Ralf Dujmovits (60) ist der bisher einzige Deutsche, der auf allen 14 Gipfeln mit über 8000 Meter Höhe stand. Am Freitagabend wird im Po-pup- Sommerkino in München erstmals der Film „Oben angekommen“ über ihn vorgeführt, im Rahmen des Bayerischen Outdoor Filmfestivals. Im Gespräch mit unserer Zeitung hat der gebürtige Bühler verraten, warum er inzwischen immer seltener auf den allerhöchsten Bergen unterwegs ist und was ihm weiße Flecken auf der Landkarte für ein Gefühl geben.

Herr Dujmovits, der Filmtitel „Oben angekommen“ klingt ein bisschen nach „Ziel erreicht“. Aber die sportlichen Ziele sind Ihnen noch nicht ausgegangen, oder?
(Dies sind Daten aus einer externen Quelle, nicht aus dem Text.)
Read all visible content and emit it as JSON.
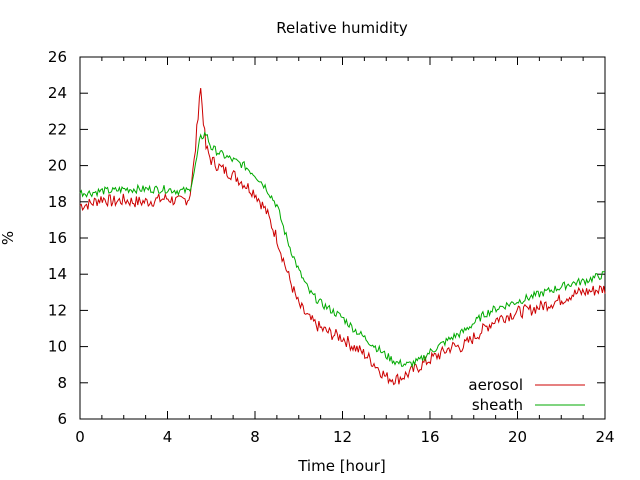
{
  "chart_data": {
    "type": "line",
    "title": "Relative humidity",
    "xlabel": "Time [hour]",
    "ylabel": "%",
    "xlim": [
      0,
      24
    ],
    "ylim": [
      6,
      26
    ],
    "xticks": [
      "0",
      "4",
      "8",
      "12",
      "16",
      "20",
      "24"
    ],
    "yticks": [
      "6",
      "8",
      "10",
      "12",
      "14",
      "16",
      "18",
      "20",
      "22",
      "24",
      "26"
    ],
    "grid": false,
    "legend": "bottom-right",
    "series": [
      {
        "name": "aerosol",
        "color": "#cc0000",
        "x": [
          0,
          0.5,
          1,
          1.5,
          2,
          2.5,
          3,
          3.5,
          4,
          4.5,
          5,
          5.25,
          5.5,
          5.75,
          6,
          6.5,
          7,
          7.5,
          8,
          8.5,
          9,
          9.5,
          10,
          10.5,
          11,
          11.5,
          12,
          12.5,
          13,
          13.5,
          14,
          14.5,
          15,
          15.5,
          16,
          16.5,
          17,
          17.5,
          18,
          18.5,
          19,
          19.5,
          20,
          20.5,
          21,
          21.5,
          22,
          22.5,
          23,
          23.5,
          24
        ],
        "values": [
          17.8,
          17.9,
          18.2,
          18.0,
          18.1,
          18.0,
          18.0,
          18.1,
          18.2,
          18.0,
          18.2,
          20.5,
          24.5,
          21.0,
          20.3,
          19.8,
          19.5,
          19.0,
          18.5,
          17.5,
          16.0,
          14.0,
          12.3,
          11.5,
          11.0,
          10.7,
          10.5,
          10.0,
          9.6,
          9.0,
          8.3,
          8.2,
          8.5,
          8.9,
          9.3,
          9.6,
          10.0,
          10.0,
          10.5,
          11.0,
          11.5,
          11.7,
          11.9,
          12.0,
          12.2,
          12.4,
          12.6,
          12.9,
          13.0,
          13.1,
          13.2
        ]
      },
      {
        "name": "sheath",
        "color": "#00aa00",
        "x": [
          0,
          0.5,
          1,
          1.5,
          2,
          2.5,
          3,
          3.5,
          4,
          4.5,
          5,
          5.25,
          5.5,
          5.75,
          6,
          6.5,
          7,
          7.5,
          8,
          8.5,
          9,
          9.5,
          10,
          10.5,
          11,
          11.5,
          12,
          12.5,
          13,
          13.5,
          14,
          14.5,
          15,
          15.5,
          16,
          16.5,
          17,
          17.5,
          18,
          18.5,
          19,
          19.5,
          20,
          20.5,
          21,
          21.5,
          22,
          22.5,
          23,
          23.5,
          24
        ],
        "values": [
          18.5,
          18.5,
          18.6,
          18.6,
          18.7,
          18.7,
          18.7,
          18.7,
          18.7,
          18.6,
          18.6,
          19.8,
          21.5,
          21.8,
          21.0,
          20.6,
          20.3,
          20.0,
          19.5,
          18.8,
          17.8,
          15.8,
          14.2,
          13.0,
          12.4,
          12.0,
          11.6,
          11.0,
          10.5,
          10.0,
          9.5,
          9.1,
          9.0,
          9.2,
          9.7,
          10.1,
          10.5,
          10.8,
          11.3,
          11.8,
          12.1,
          12.3,
          12.5,
          12.7,
          12.9,
          13.1,
          13.3,
          13.5,
          13.6,
          13.8,
          14.0
        ]
      }
    ]
  }
}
(lacht) Auch wenn ich inzwischen in einem Alter bin, in dem man nicht noch mal eine Schippe drauflegt, bin ich immer noch ehrgeizig. Allerdings hat sich der Ehrgeiz inzwischen mehr aufs Sportklettern verlagert. Aber oben angekommen bezieht sich auch darauf, dass ich entspannt unterwegs sein kann und ein gutes Lebensgefühl genieße, mit dem Gefühl, im Rückblick das meiste richtig gemacht zu haben.

Wie ist es zu der Verlagerung zum Sportklettern gekommen?

Ein Stück weit hat sich das durch meine kanadische Frau Nancy (Hansen, Anm.) entwickelt. Sie ist auch eine sehr erfahrene Alpinisten und hat in Kanada viel gemacht, ich kenne beim Bergsteigen das meiste in den Alpen. Aber wir haben festgestellt, dass es im Kletterbereich noch sehr viel Spannendes gibt, was wir machen können.

Ist das nicht eine sehr große Umstellung? Von den 8000ern in die Alpen zurückzukehren?

Der Prozess ist eigentlich ähnlich, wenn man Expeditionen mit schwierigen Kletterrouten vergleicht. Das klingt zwar komisch, aber das Vorbereiten, Ausforschen der Details, Rückschläge zu haben, es immer wieder zu versuchen und dann irgendwann zu schaffen, ist ähnlich. Auch wenn es eine 40 Meter lange Route ist, die man Rotpunkt klettert – also ohne an Haken und Karabinern zu ziehen, sondern nur an dem, was der Fels einem gibt –, und nicht ein 8000er Gipfel. Die Begeisterung ist die gleiche. Allerdings möchte ich da jetzt nicht mit irgendwelchen Schwierigkeitsgraden angeben, weil das zu weit weg ist von dem, was die guten Leute klettern.

Trotzdem ist die Begeisterung dieselbe? Als Extrembergsteiger gehören Sie zur Weltelite, beim Klettern sind Sie weiter weg…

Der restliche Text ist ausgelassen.